Transplant is recommended under the following conditions:

Failure of home parenteral nutrition characterized by:

  • Impending or overt liver failure
  • Thrombosis of ≥2 central veins
  • Two or more episodes per year of systemic sepsis, particularly those requiring hospitalization with septic shock and fungal infections
  • Frequent episodes of dehydration requiring hospitalization

Pre-transplant evaluation is extensive and most patients will meet with a multidisciplinary team that includes a transplant clinician, hepatologist, gastroenterologist, social worker, financial coordinator, nutritionist, and psychologist

Patient survival is approximately 80 percent at one year and just over 60 percent at five years.  As a result of surgical advances, control of acute cellular rejection, and a decrease in lethal infections, the rate of patient survival at one year now exceeds 90 percent at experienced centers.

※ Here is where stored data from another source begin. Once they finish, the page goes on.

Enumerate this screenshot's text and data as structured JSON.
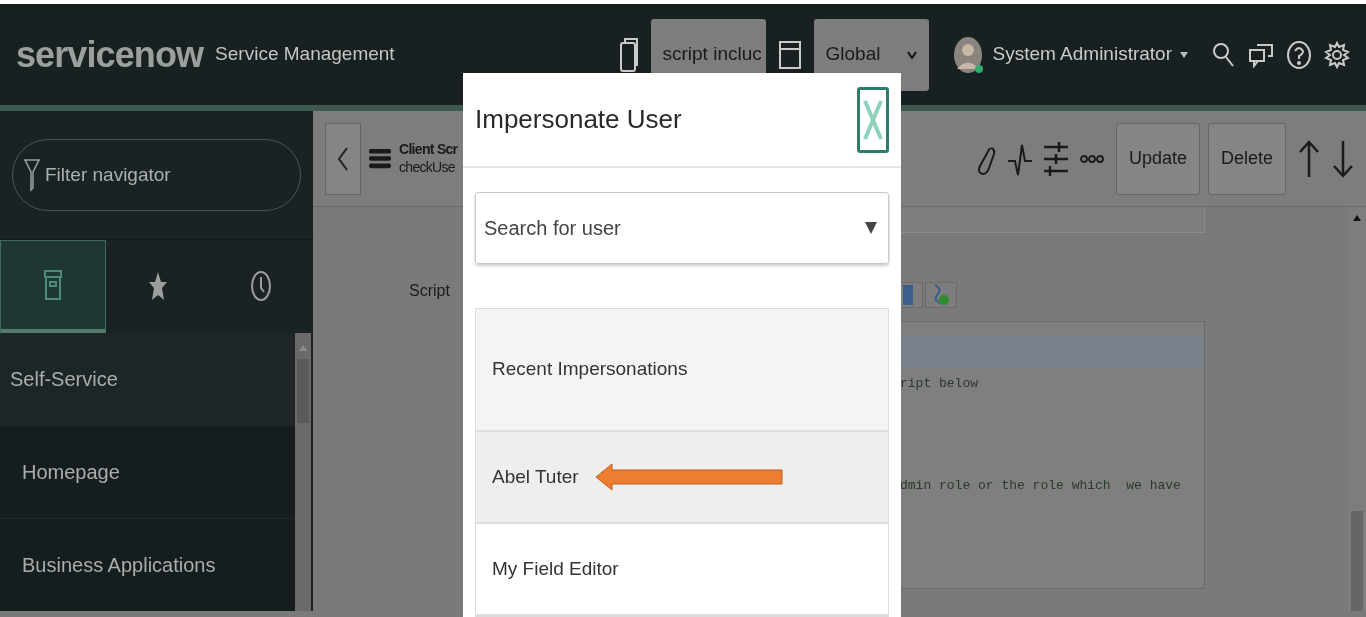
{
  "header": {
    "logo": "servicenow",
    "product": "Service Management",
    "selects": [
      {
        "value": "script incluc",
        "kind": "update-set"
      },
      {
        "value": "Global",
        "kind": "scope"
      }
    ],
    "user": "System Administrator"
  },
  "sidebar": {
    "filter": {
      "placeholder": "Filter navigator"
    },
    "tabs": [
      {
        "kind": "all",
        "selected": true
      },
      {
        "kind": "favorites",
        "selected": false
      },
      {
        "kind": "history",
        "selected": false
      }
    ],
    "items": [
      {
        "label": "Self-Service",
        "kind": "section"
      },
      {
        "label": "Homepage",
        "kind": "module"
      },
      {
        "label": "Business Applications",
        "kind": "module"
      }
    ]
  },
  "form": {
    "title": "Client Scr",
    "subtitle": "checkUse",
    "buttons": [
      "Update",
      "Delete"
    ],
    "script_label": "Script",
    "code_lines": [
      "ript below",
      "dmin role or the role which  we have"
    ]
  },
  "modal": {
    "title": "Impersonate User",
    "search": {
      "placeholder": "Search for user"
    },
    "items": [
      {
        "label": "Recent Impersonations",
        "kind": "heading"
      },
      {
        "label": "Abel Tuter",
        "kind": "user",
        "selected": true,
        "pointed": true
      },
      {
        "label": "My Field Editor",
        "kind": "user",
        "selected": false,
        "pointed": false
      }
    ]
  }
}
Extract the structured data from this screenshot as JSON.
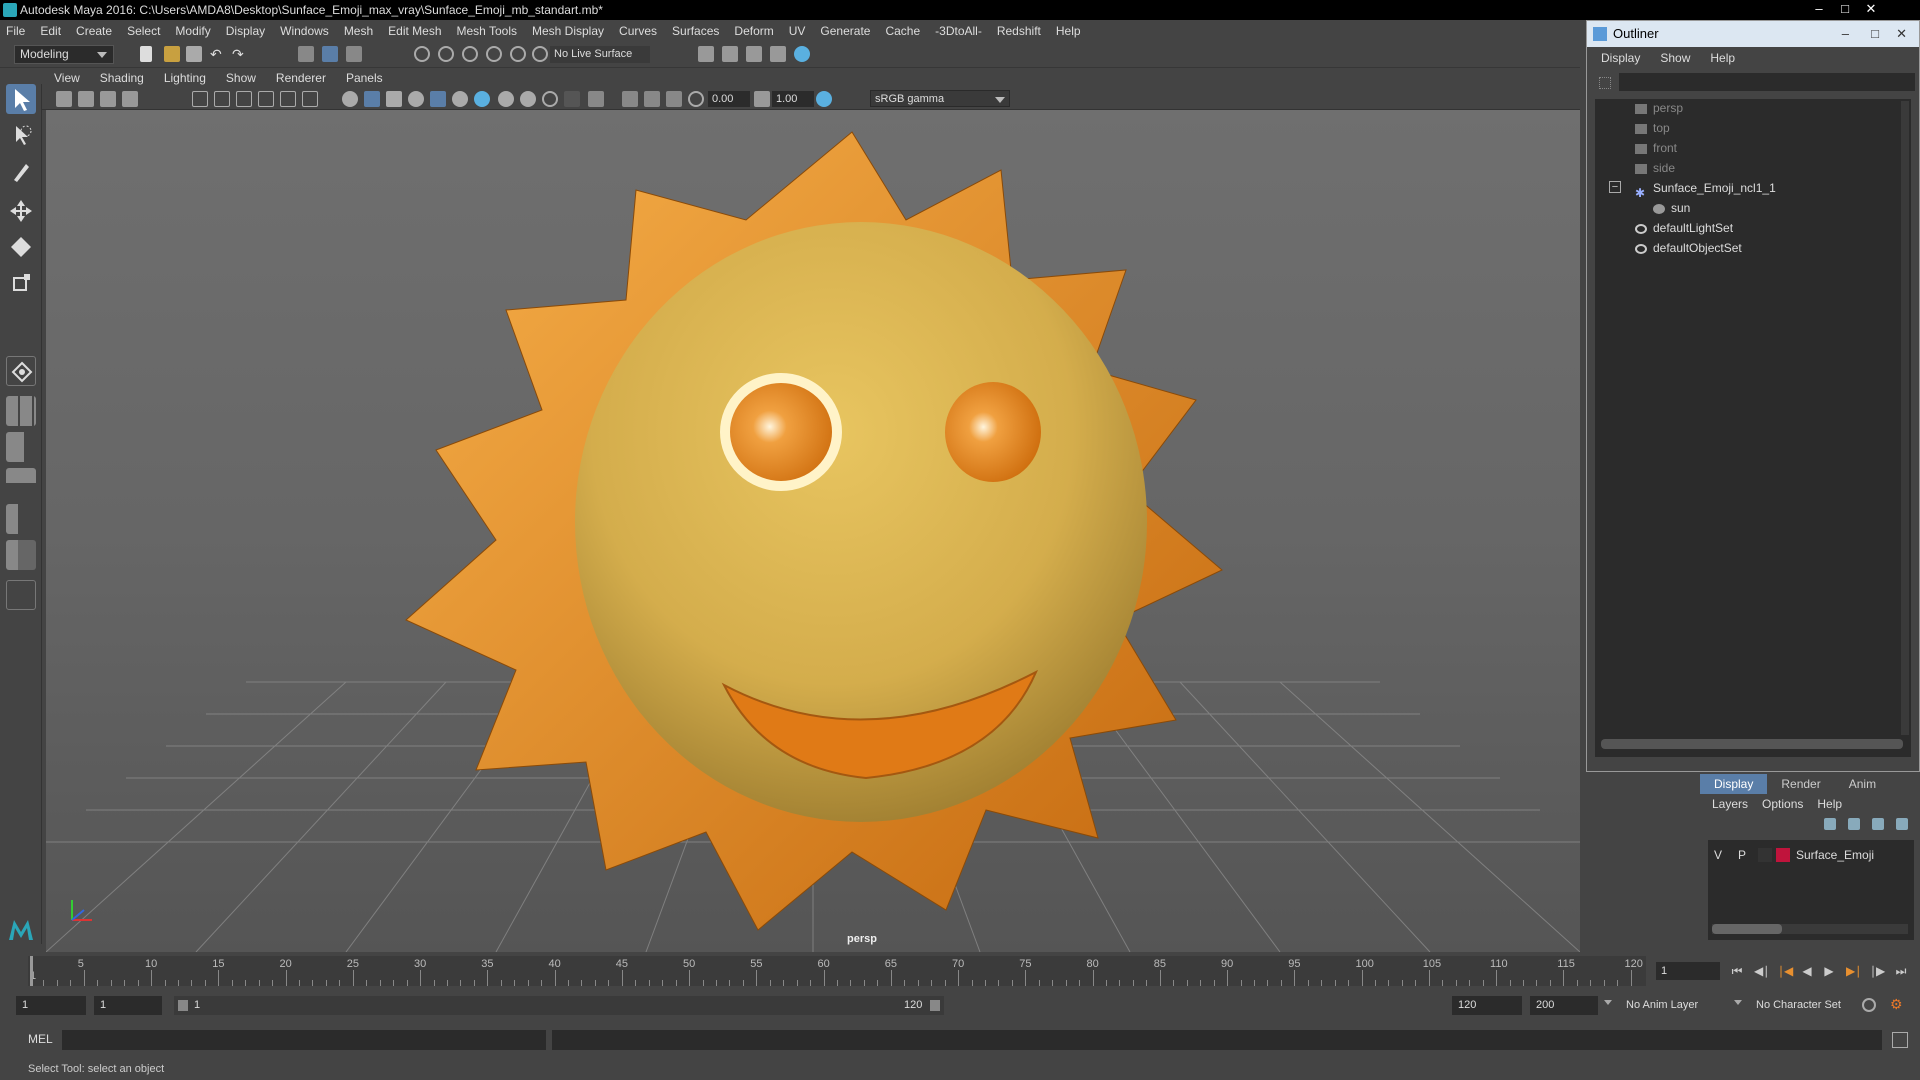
{
  "window": {
    "title": "Autodesk Maya 2016: C:\\Users\\AMDA8\\Desktop\\Sunface_Emoji_max_vray\\Sunface_Emoji_mb_standart.mb*"
  },
  "menubar": [
    "File",
    "Edit",
    "Create",
    "Select",
    "Modify",
    "Display",
    "Windows",
    "Mesh",
    "Edit Mesh",
    "Mesh Tools",
    "Mesh Display",
    "Curves",
    "Surfaces",
    "Deform",
    "UV",
    "Generate",
    "Cache",
    "-3DtoAll-",
    "Redshift",
    "Help"
  ],
  "statusline": {
    "mode": "Modeling",
    "live_surface": "No Live Surface"
  },
  "viewport": {
    "menu": [
      "View",
      "Shading",
      "Lighting",
      "Show",
      "Renderer",
      "Panels"
    ],
    "exposure": "0.00",
    "gamma_value": "1.00",
    "color_space": "sRGB gamma",
    "camera_label": "persp",
    "colors": {
      "sun_face": "#dcb34f",
      "sun_rays": "#e88c1a",
      "background": "#6a6a6a"
    }
  },
  "outliner": {
    "title": "Outliner",
    "menu": [
      "Display",
      "Show",
      "Help"
    ],
    "items": [
      {
        "label": "persp",
        "type": "camera"
      },
      {
        "label": "top",
        "type": "camera"
      },
      {
        "label": "front",
        "type": "camera"
      },
      {
        "label": "side",
        "type": "camera"
      },
      {
        "label": "Sunface_Emoji_ncl1_1",
        "type": "group"
      },
      {
        "label": "sun",
        "type": "mesh"
      },
      {
        "label": "defaultLightSet",
        "type": "set"
      },
      {
        "label": "defaultObjectSet",
        "type": "set"
      }
    ]
  },
  "channel_box": {
    "tabs": [
      "Display",
      "Render",
      "Anim"
    ],
    "menu": [
      "Layers",
      "Options",
      "Help"
    ],
    "layer": {
      "v": "V",
      "p": "P",
      "name": "Surface_Emoji",
      "color": "#c0143c"
    }
  },
  "timeline": {
    "ticks": [
      "5",
      "10",
      "15",
      "20",
      "25",
      "30",
      "35",
      "40",
      "45",
      "50",
      "55",
      "60",
      "65",
      "70",
      "75",
      "80",
      "85",
      "90",
      "95",
      "100",
      "105",
      "110",
      "115",
      "120"
    ],
    "start_tick": "1",
    "current_frame": "1"
  },
  "range": {
    "start": "1",
    "playback_start": "1",
    "slider_start": "1",
    "slider_end": "120",
    "playback_end": "120",
    "end": "200",
    "anim_layer": "No Anim Layer",
    "character_set": "No Character Set"
  },
  "cmdline": {
    "label": "MEL"
  },
  "helpline": {
    "text": "Select Tool: select an object"
  }
}
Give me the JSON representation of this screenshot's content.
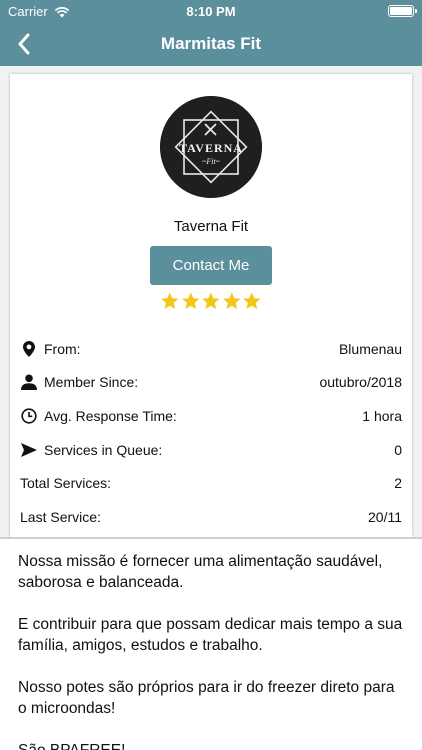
{
  "status_bar": {
    "carrier": "Carrier",
    "time": "8:10 PM"
  },
  "navbar": {
    "title": "Marmitas Fit",
    "back_icon": "chevron-left-icon"
  },
  "profile": {
    "logo_text": "TAVERNA",
    "logo_subtext": "~Fit~",
    "name": "Taverna Fit",
    "contact_label": "Contact Me",
    "rating": 5,
    "rating_max": 5
  },
  "info": [
    {
      "icon": "location-pin-icon",
      "label": "From:",
      "value": "Blumenau"
    },
    {
      "icon": "person-icon",
      "label": "Member Since:",
      "value": "outubro/2018"
    },
    {
      "icon": "clock-icon",
      "label": "Avg. Response Time:",
      "value": "1 hora"
    },
    {
      "icon": "send-icon",
      "label": "Services in Queue:",
      "value": "0"
    },
    {
      "icon": "",
      "label": "Total Services:",
      "value": "2"
    },
    {
      "icon": "",
      "label": "Last Service:",
      "value": "20/11"
    }
  ],
  "about": {
    "paragraphs": [
      "Nossa missão é fornecer uma alimentação saudável, saborosa e balanceada.",
      "E contribuir para que possam dedicar mais tempo a sua família, amigos, estudos e trabalho.",
      "Nosso potes são próprios para ir do freezer direto para o microondas!",
      "São BPAFREE!"
    ]
  },
  "colors": {
    "brand": "#5b8f9c",
    "star": "#f5c518"
  }
}
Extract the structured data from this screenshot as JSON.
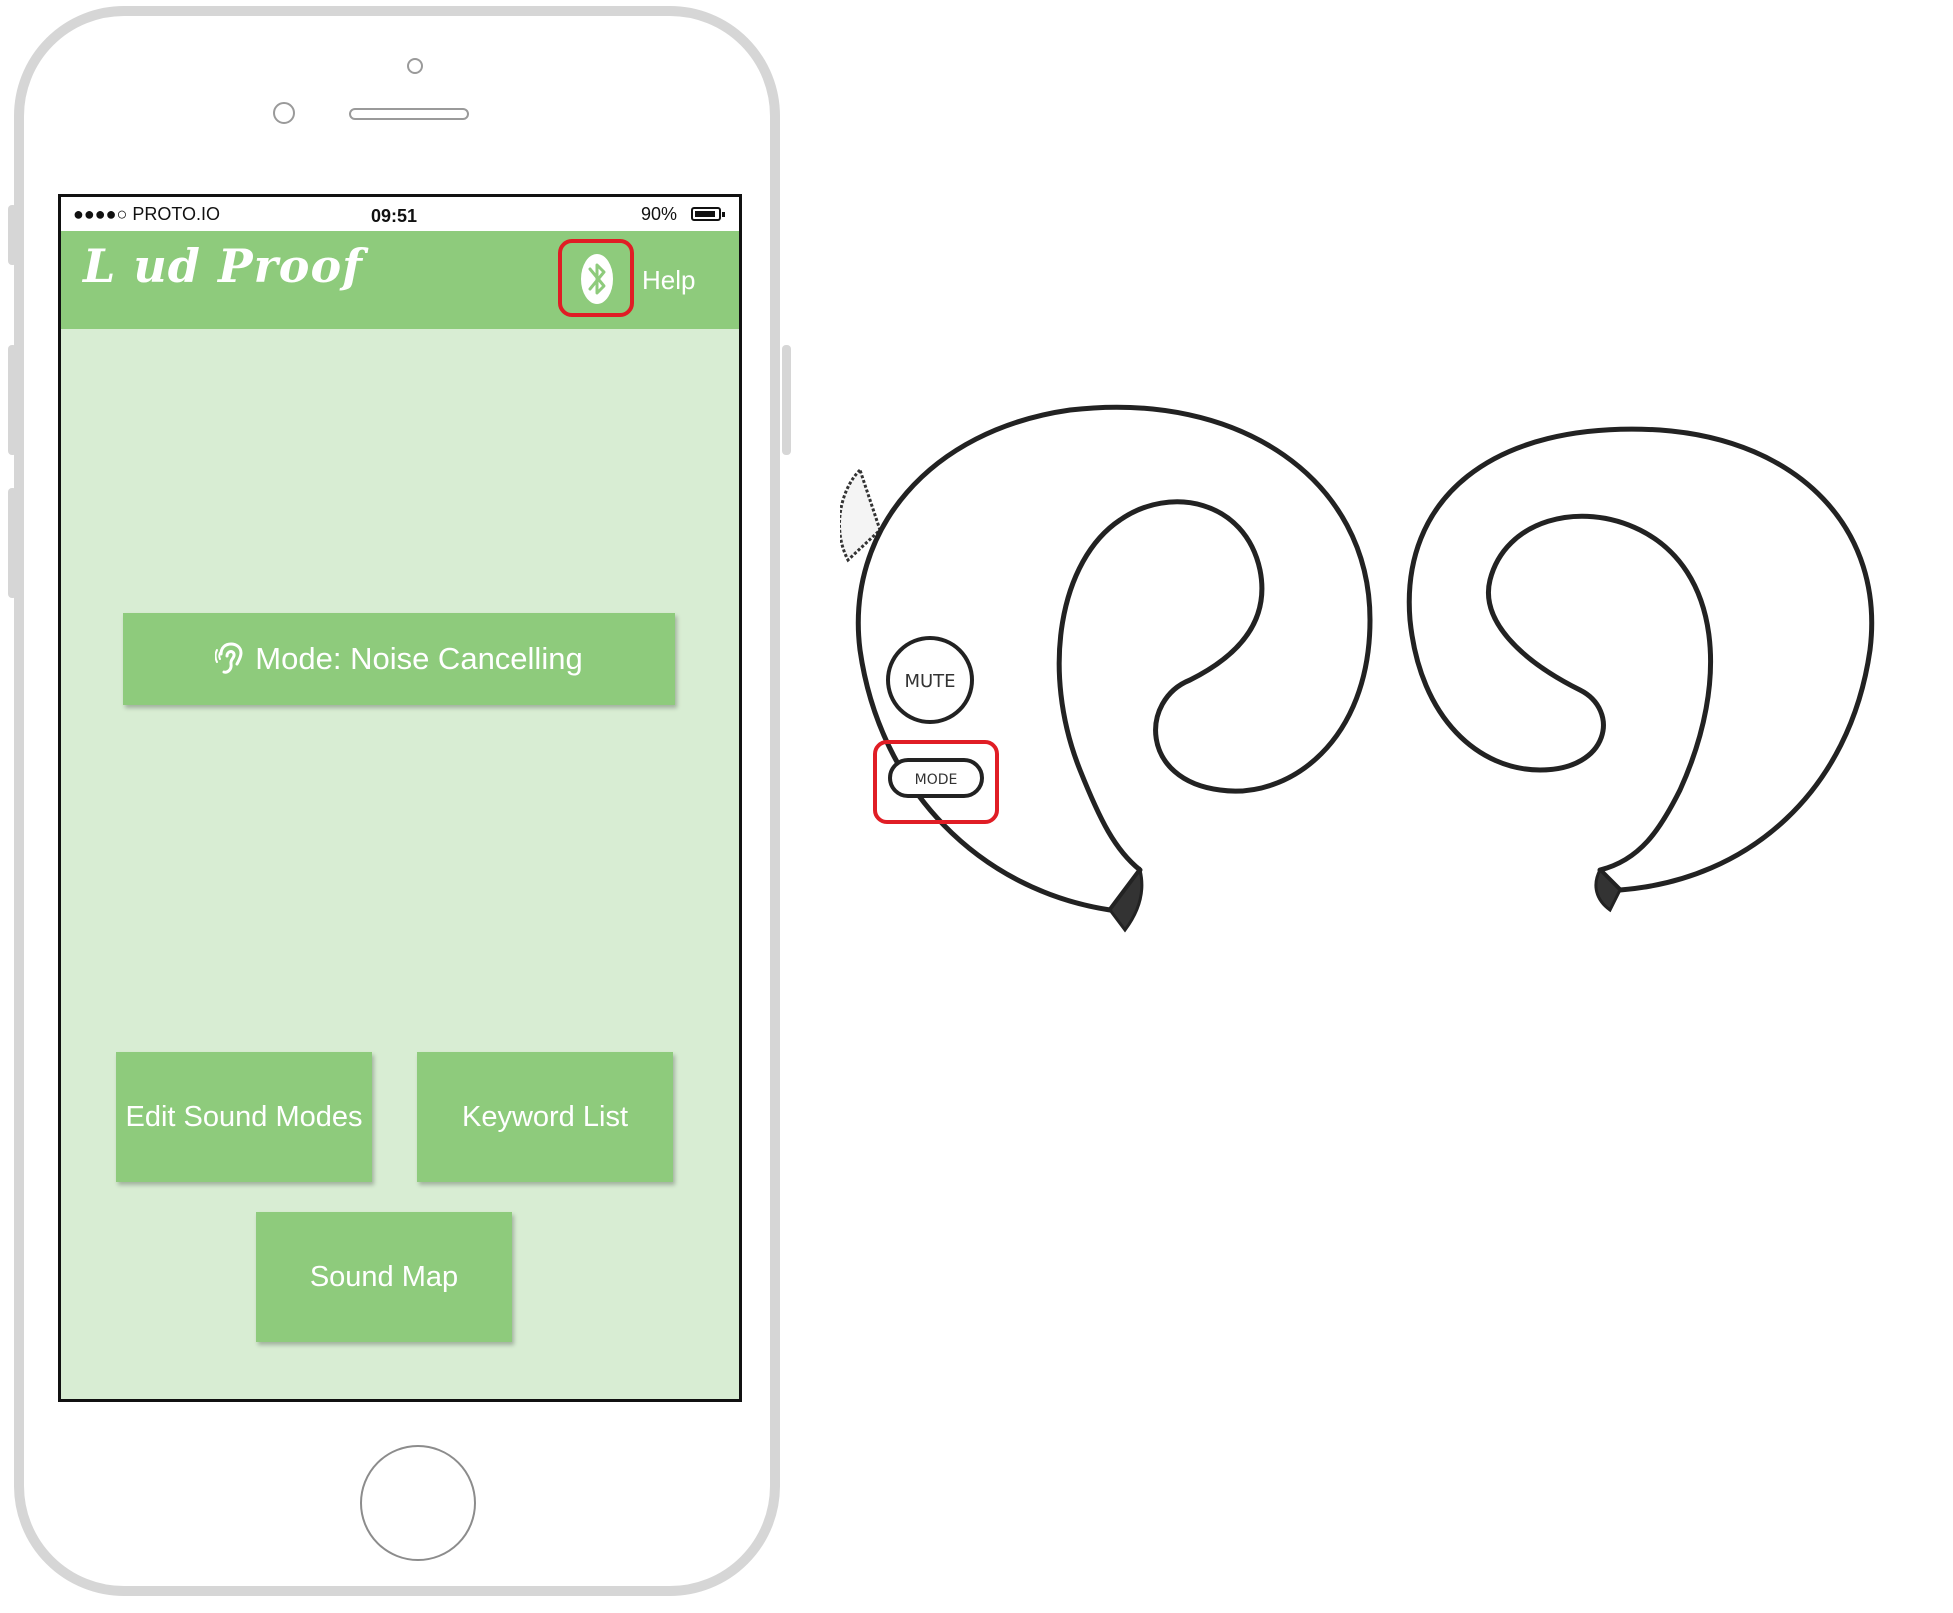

There are essentially 4 types of transplants involving the intestine.

  • The first is the isolated intestinal transplant. This type of transplant consists of the small bowel (jejunum and ileum) and is given to patients who have normal liver function or a liver with early/reversible liver disease and meet the criteria for intestinal transplantation.
  • The second type of transplant is the combined liver and intestinal transplant. This consists of two organs – the liver plus the entire small intestine together as one group. It is given to patients with irreversible liver disease and intestinal failure.
  • The third type of transplant is the multivisceral transplant. This transplant includes the liver, stomach, duodenum, pancreas, and small bowel. It is reserved for patients who have organ failure involving the liver, pancreas, and intestine or for patients with diffuse diseases of their intestines (such as Gardner’s Syndrome, intestinal polyposis, or motility disorders such as pseudo-obstruction) associated with liver disease.
  • The fourth option is a modification of the multivisceral transplant called the modified multivisceral transplant in which the liver is not included and the stomach may or may not be included.

The organs transplanted are tailored to the patients needs.  During the transplant, your organs are removed, the new organs are placed, the blood vessels are attached and an ostomy (either an ileostomy or colostomy) is created and the skin is closed. An ostomy is an opening from inside the abdomen to the outside of the abdomen and is used for elimination of stool, as well as monitoring the new intestine for rejection. Depending on the type of intestinal failure, some ostomies are temporary and others are not. If the ostomy is temporary and the patient remains stable, the bowel can be reconnected at a later time.

Post- transplant complications:

  • Technical complications can occur including bleeding, thrombosis and anastomotic leaks.
  • Infectious complications (particularly bacterial infections) are common and remain the leading cause of death.
  • The incidence of rejection is high in intestinal transplantation compared with other organs, although there has been some degree of improvement in recent years.
  • Other complications such as GVHD and PTLD are less common.

The decision for transplant should not be taken lightly and patients should ensure that they are well informed.